多くのドライバー達が、多くの年月にわたり思い出を紡いできたカローラ。
そしてその思い出の連鎖の行く末は・・・


海外ではクルマの個人売買というのがよく行われており、前のオーナーと面識があったりするのはよくある話。
また、クルマは移動の足として欠かせないものであり、どんなにポンコツでも動くのであれば買い手はつく。
そして、壊れたら直してまた乗ればいい。
貧富の差とかいろいろと事情があったりもするが、モノを大事にするとかそんな大仰な話じゃなくて、単純に使えるから使う。
そんな価値観があるからこそ、丈夫で壊れない日本車が世界中で評価されるようになったわけだ。

そして、このCMは何も語らないが、強烈に強いメッセージを発している。

「トヨタ車は壊れない。そして、世界中で愛されている。」

ということを。

成熟したクルマ社会だからこそ響くメッセージであり、世界の自動車メーカーの歴史の中では後発であるトヨタも、やっとこうして広い世代に対してトヨタというブランドをアピールするCMが作れるようになったわけだ。
もちろんこれは、今までの市場開拓と商品作りの努力があったからこそ説得力を持つ。

商品とCMは表裏一体だ。

いくら耳障りのいいコピーを並べようとも、実際の商品に説得力がなければ消費者には届かない。
わかりやすい例で言えば、ソニーのPLAYSTATION3やWALKMANのマーケティングがその典型だ。(最近はずいぶん良くなってきたが)
逆に液晶テレビのBRAVIAに関しては、商品力とそれに負けない鮮やかな色彩を強調するような奇抜なCMで世界中を驚かせたりもしている。

いい商品があって、いいCMが生まれる。
いいCMは、いい商品であることを求める。

双方に信頼と緊張関係があってこそ、広告は最大限の効果を発揮して、消費者の心を揺さぶるのだ。
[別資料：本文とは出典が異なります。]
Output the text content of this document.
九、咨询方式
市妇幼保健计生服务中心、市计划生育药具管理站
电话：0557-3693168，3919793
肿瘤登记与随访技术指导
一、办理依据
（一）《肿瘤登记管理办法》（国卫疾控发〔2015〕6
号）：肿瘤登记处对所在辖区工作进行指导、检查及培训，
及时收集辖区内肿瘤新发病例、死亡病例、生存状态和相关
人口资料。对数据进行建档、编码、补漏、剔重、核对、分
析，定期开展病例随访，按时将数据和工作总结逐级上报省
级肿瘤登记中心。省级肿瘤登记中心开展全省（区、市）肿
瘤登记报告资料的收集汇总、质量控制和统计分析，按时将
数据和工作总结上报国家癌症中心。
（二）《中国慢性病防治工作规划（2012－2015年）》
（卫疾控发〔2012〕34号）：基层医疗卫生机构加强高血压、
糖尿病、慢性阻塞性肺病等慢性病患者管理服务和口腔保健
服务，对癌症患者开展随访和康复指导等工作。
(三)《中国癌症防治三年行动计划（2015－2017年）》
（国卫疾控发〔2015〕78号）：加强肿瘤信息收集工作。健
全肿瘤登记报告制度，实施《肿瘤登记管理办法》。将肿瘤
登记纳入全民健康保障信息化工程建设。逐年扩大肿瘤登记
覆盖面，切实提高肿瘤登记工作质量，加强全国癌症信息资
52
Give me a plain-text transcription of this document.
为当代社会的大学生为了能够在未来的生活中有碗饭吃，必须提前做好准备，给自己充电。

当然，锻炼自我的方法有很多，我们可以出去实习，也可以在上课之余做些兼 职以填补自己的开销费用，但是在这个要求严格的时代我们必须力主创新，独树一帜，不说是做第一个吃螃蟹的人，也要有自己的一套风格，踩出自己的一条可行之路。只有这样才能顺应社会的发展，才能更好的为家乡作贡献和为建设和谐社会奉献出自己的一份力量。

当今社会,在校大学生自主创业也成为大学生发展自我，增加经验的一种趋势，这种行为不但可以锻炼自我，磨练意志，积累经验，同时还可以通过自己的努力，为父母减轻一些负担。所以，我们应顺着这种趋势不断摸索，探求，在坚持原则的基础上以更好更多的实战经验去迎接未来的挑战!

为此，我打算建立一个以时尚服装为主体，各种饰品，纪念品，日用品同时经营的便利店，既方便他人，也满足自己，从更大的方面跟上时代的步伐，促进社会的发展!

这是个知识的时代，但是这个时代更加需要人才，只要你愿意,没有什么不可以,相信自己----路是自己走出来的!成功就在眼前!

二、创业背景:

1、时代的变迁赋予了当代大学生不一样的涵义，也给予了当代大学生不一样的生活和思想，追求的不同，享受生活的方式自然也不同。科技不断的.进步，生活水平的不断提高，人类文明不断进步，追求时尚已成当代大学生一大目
このCMがAds of the Worldに選ばれたのもわかる気がする。

もちろんこういうコンセプトのCMはいろんなメーカーが作っているので、新規性はない。
しかし、トヨタという会社もこういうCMが打てるようになったということを含めての評価だということだ。

掛け値なしに、最高にいいCMだと思う。

それに対して国内は・・・なんてことを言うと思ってるでしょ。

あ・た・り。

ここで書いたことの続きを書きたくなったのでいろいろ調査中。